Contexte météorologique
Malgré le courant d'ouest, les températures sur l'Europe occidentales n'étaient pas très élevées, comprises entre 0 et 3 degrés. Toutefois, un système frontal se présentait sur le Golfe de Gascogne avec un front chaud sur le point d'aborder les côtes françaises, le point triple se situant juste au large de la Bretagne.
En altitude, le courant était fort et orienté à l'ouest-nord-ouest mais avait la particularité d'avoir une position très méridionale. A 500hPa, les vents les plus forts, compris entre 65 et 70kt, étaient repérables sur un axe sud Bretagne - Provence. Plus haut, au niveau du jet, nous retrouvions cette configuration avec des vents dépassant largement les 100kt.
Fait intéressant, l'anticyclone groenlandais restait bien visible sur les cartes d'altitude et le courant de nord-nord-est qu'il générait venait se brancher sur le courant zonal à l'ouest de l'Irlande en formant un talweg.
Au cours de la journée de vendredi, le front chaud traversa l'ensemble du nord des Alpes. Il fut suivit par un front froid actif dans la nuit du 3 au 4 mars. Au cours de cette même nuit, un autre front froid en provenance du nord aborda l'extrême nord de la Suisse mais son déplacement vers le sud fut fortement contrarié par le puissant flux d'ouest qui régnait sur la France, la Suisse et l'Autriche. De ce fait, ce front se mit à onduler en se décalant vers le sud de manière imperceptible.
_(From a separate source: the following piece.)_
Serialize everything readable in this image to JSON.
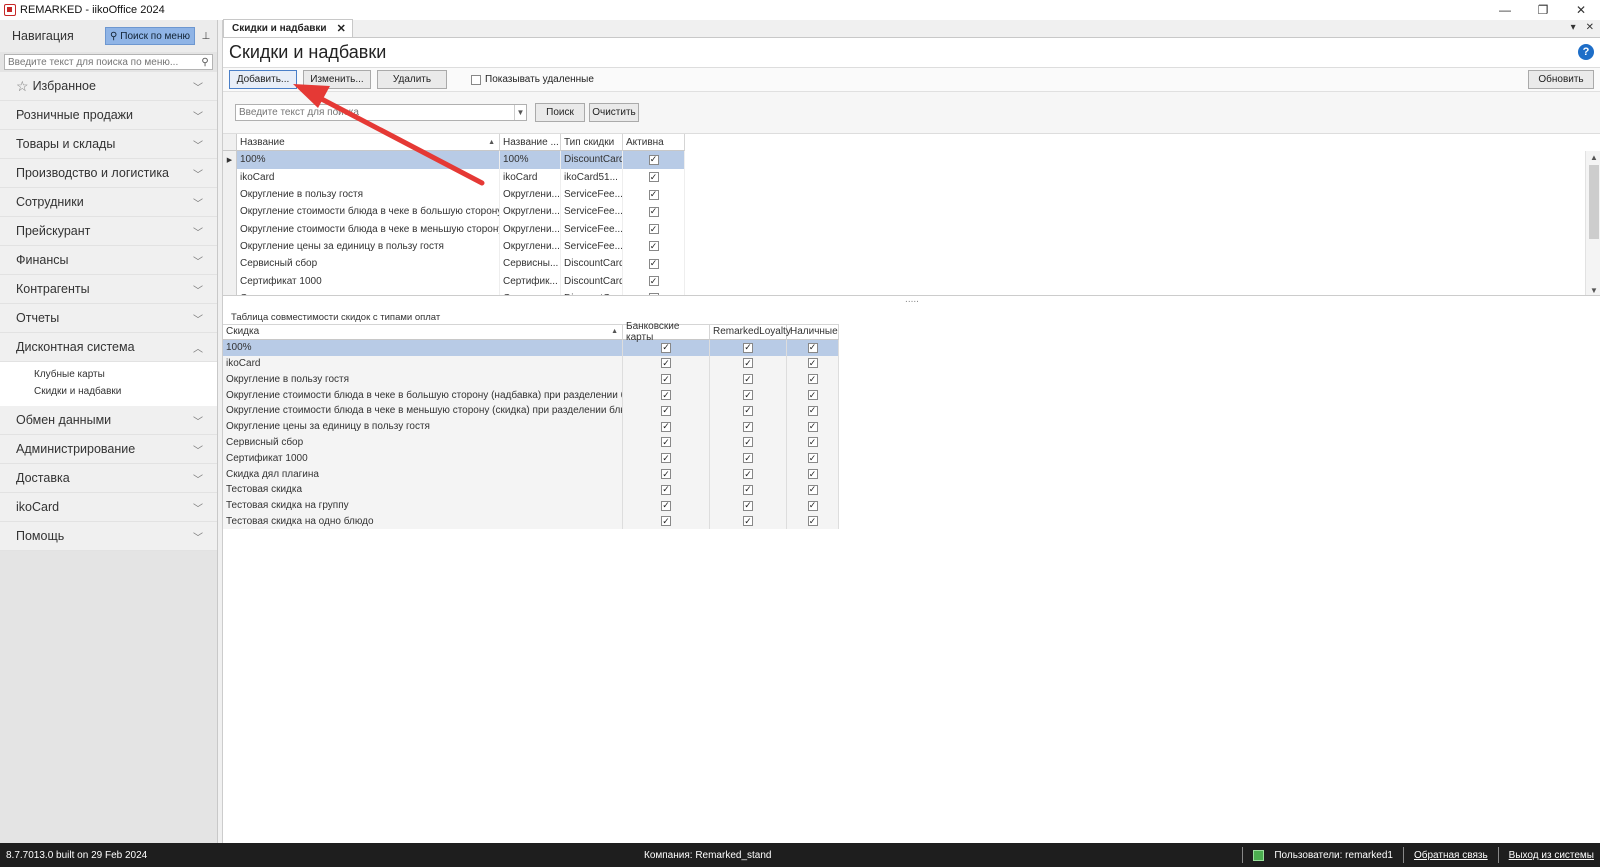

Dans la journée de samedi, le courant d'ouest subit la pression croissante du flux venant du nord et commença à basculer au sud-ouest tout en poursuivant son long décalage vers le sud. L'air froid pénétra peu à peu sur les zones les plus au nord de la Suisse, de l'Ajoie au lac de Constance. L'arrivée de l'air froid se traduisit par une rotation des vents au nord et d'une chute des températures de 8 à 10 degrés. Très vite la neige se substitua à la pluie sur ces régions. Ensuite, elle progressa lentement vers le sud, presque à pas d'homme.
En fin de journée de samedi, l'air froid se situait au nord d'une ligne Bienne - Lucerne - Coire.
Le constant apport d'air doux du sud-ouest d'une part et d'air froid venant du nord d'autre part comprimait de plus en plus les isothermes au-dessus de nos régions, rendant le contraste thermique vraiment saisissant.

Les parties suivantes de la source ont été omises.